Askren is not the strongest or the fastest guy in any wrestling room. His technique in college was known as "the funk" because no one knew how to describe it. The flexibility, the stubborn refusal to get taken down and unorthodox moves were all things that the wrestling world had not seen before. As he became a four-time national finalist, many in the wrestling community were impressed, but said that his style would never translate to freestyle wrestling, one of two styles in the Olympics. If he wanted an Olympic gold medal, he would need to wait until 2012.
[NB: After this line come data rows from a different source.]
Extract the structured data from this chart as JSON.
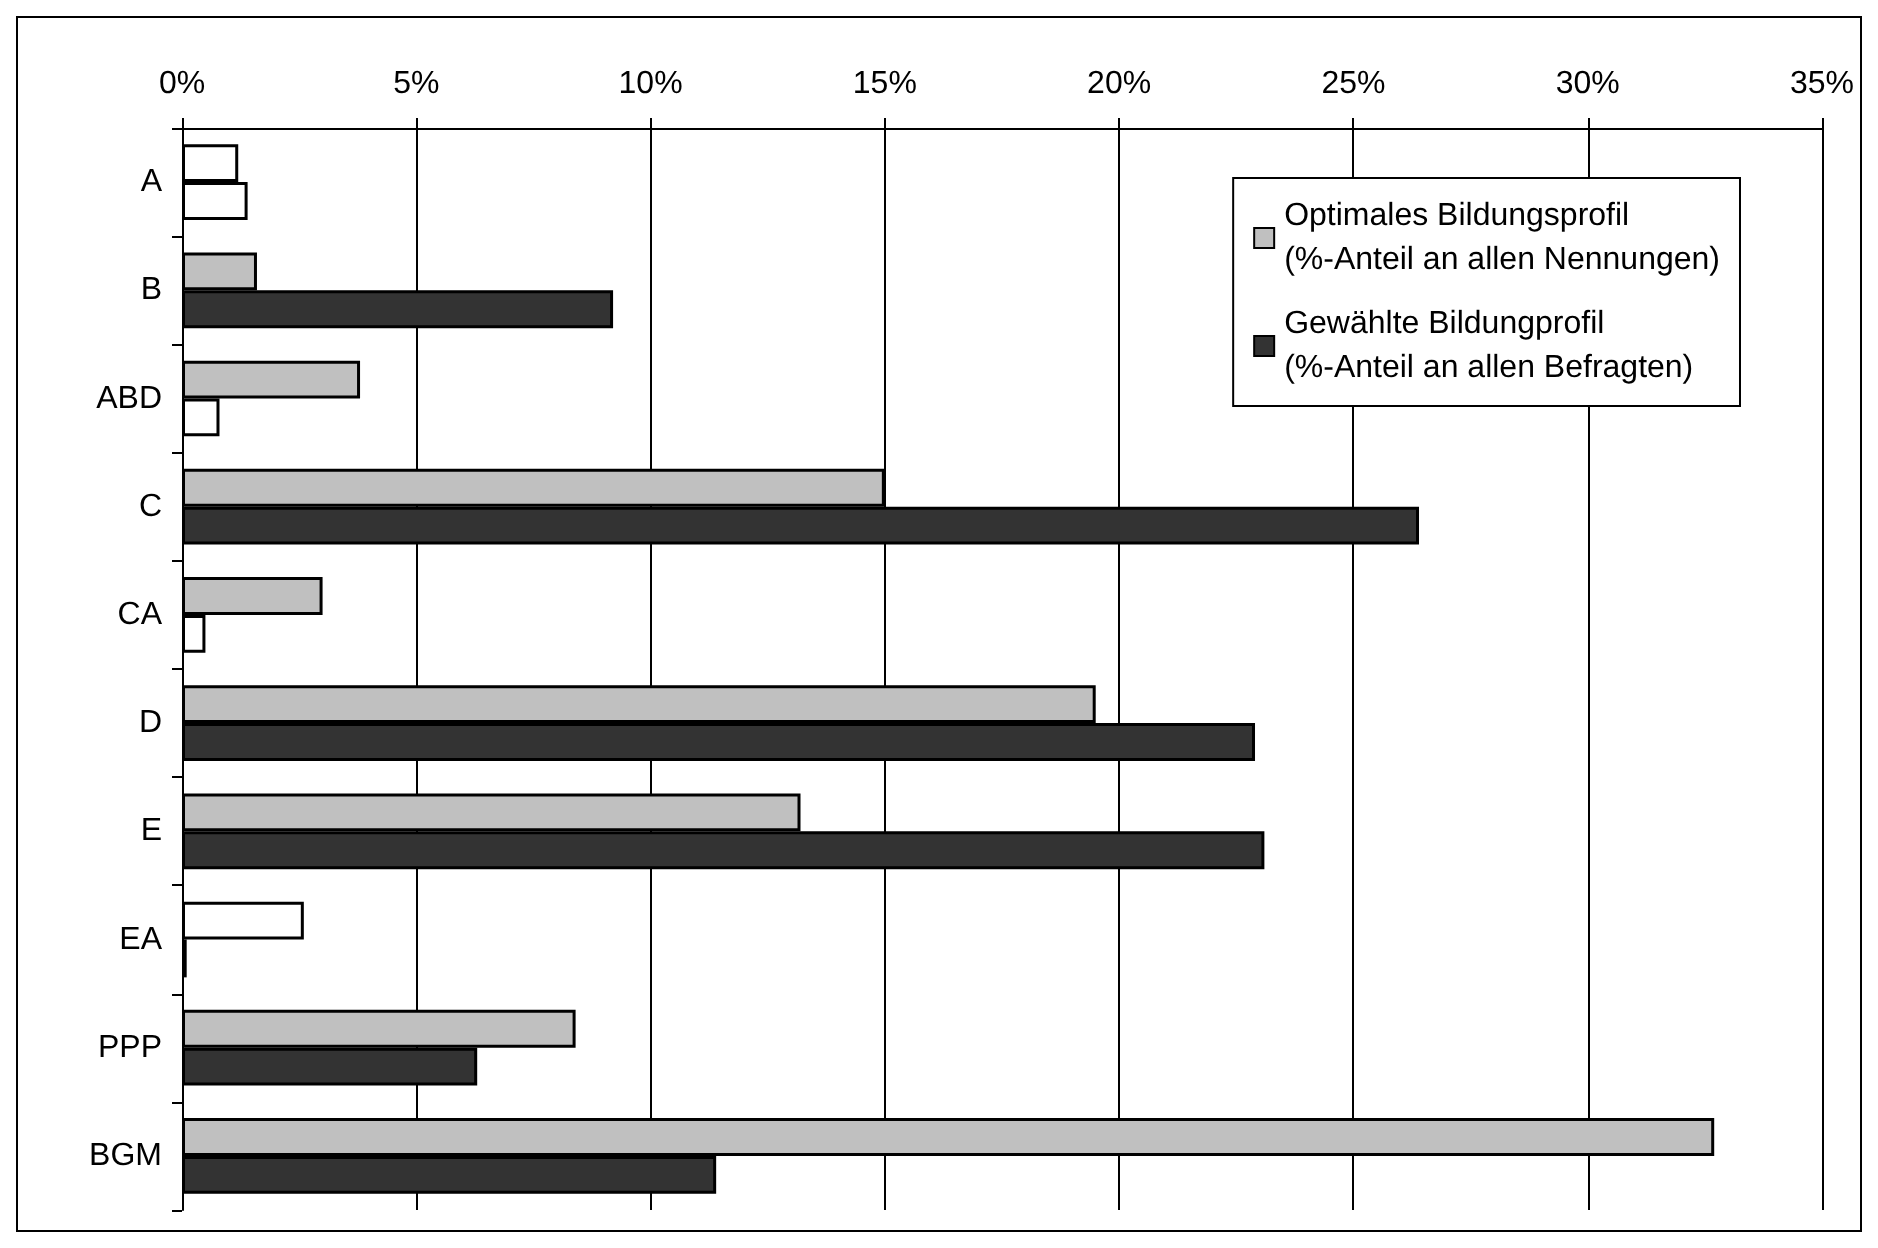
{
  "chart_data": {
    "type": "bar",
    "orientation": "horizontal",
    "categories": [
      "A",
      "B",
      "ABD",
      "C",
      "CA",
      "D",
      "E",
      "EA",
      "PPP",
      "BGM"
    ],
    "series": [
      {
        "name": "Optimales Bildungsprofil\n(%-Anteil an allen Nennungen)",
        "color": "#c0c0c0",
        "colors": [
          "#ffffff",
          "#c0c0c0",
          "#c0c0c0",
          "#c0c0c0",
          "#c0c0c0",
          "#c0c0c0",
          "#c0c0c0",
          "#ffffff",
          "#c0c0c0",
          "#c0c0c0"
        ],
        "values": [
          1.2,
          1.6,
          3.8,
          15.0,
          3.0,
          19.5,
          13.2,
          2.6,
          8.4,
          32.7
        ]
      },
      {
        "name": "Gewählte Bildungprofil\n(%-Anteil an allen Befragten)",
        "color": "#333333",
        "colors": [
          "#ffffff",
          "#333333",
          "#ffffff",
          "#333333",
          "#ffffff",
          "#333333",
          "#333333",
          "#ffffff",
          "#333333",
          "#333333"
        ],
        "values": [
          1.4,
          9.2,
          0.8,
          26.4,
          0.5,
          22.9,
          23.1,
          0.1,
          6.3,
          11.4
        ]
      }
    ],
    "xlim": [
      0,
      35
    ],
    "xticks": [
      {
        "value": 0,
        "label": "0%"
      },
      {
        "value": 5,
        "label": "5%"
      },
      {
        "value": 10,
        "label": "10%"
      },
      {
        "value": 15,
        "label": "15%"
      },
      {
        "value": 20,
        "label": "20%"
      },
      {
        "value": 25,
        "label": "25%"
      },
      {
        "value": 30,
        "label": "30%"
      },
      {
        "value": 35,
        "label": "35%"
      }
    ],
    "grid": "x",
    "legend": "top right"
  }
}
Then, he won a U.S. senior national championship in April, and had no trouble at the trials. He completely changed his wrestling style, and was headed to the Olympics, four years ahead of the schedule wrestling traditionalists had set for him. Of course, he never believed in that schedule:
"If anyone would have said that (it was more realistic to prepare for 2012) I would have laughed in their face and said, `Yeah right, I'm making it in 2008.' But a lot of people thought that, and that was never on my mind. You can't plan six years ahead. That would be like giving up on these games, and I wasn't ready to give up. I'm never ready to give up."
Askren's competition is ridiculously difficult. To win the gold, he would need to get through Buvaisar Satiev, a Russian two-time gold medalist, and the tough Ukrainian, Ibragim Aldatov. There is a reason, though, why I believe in Ben, and you should too. He doesn't make promises that he can't keep. He promised to win the first wrestling national championship for Missouri, and he did it. He promised to make the Olympic team, and he did it. His latest promise is to bring home gold. I have learned not to doubt him.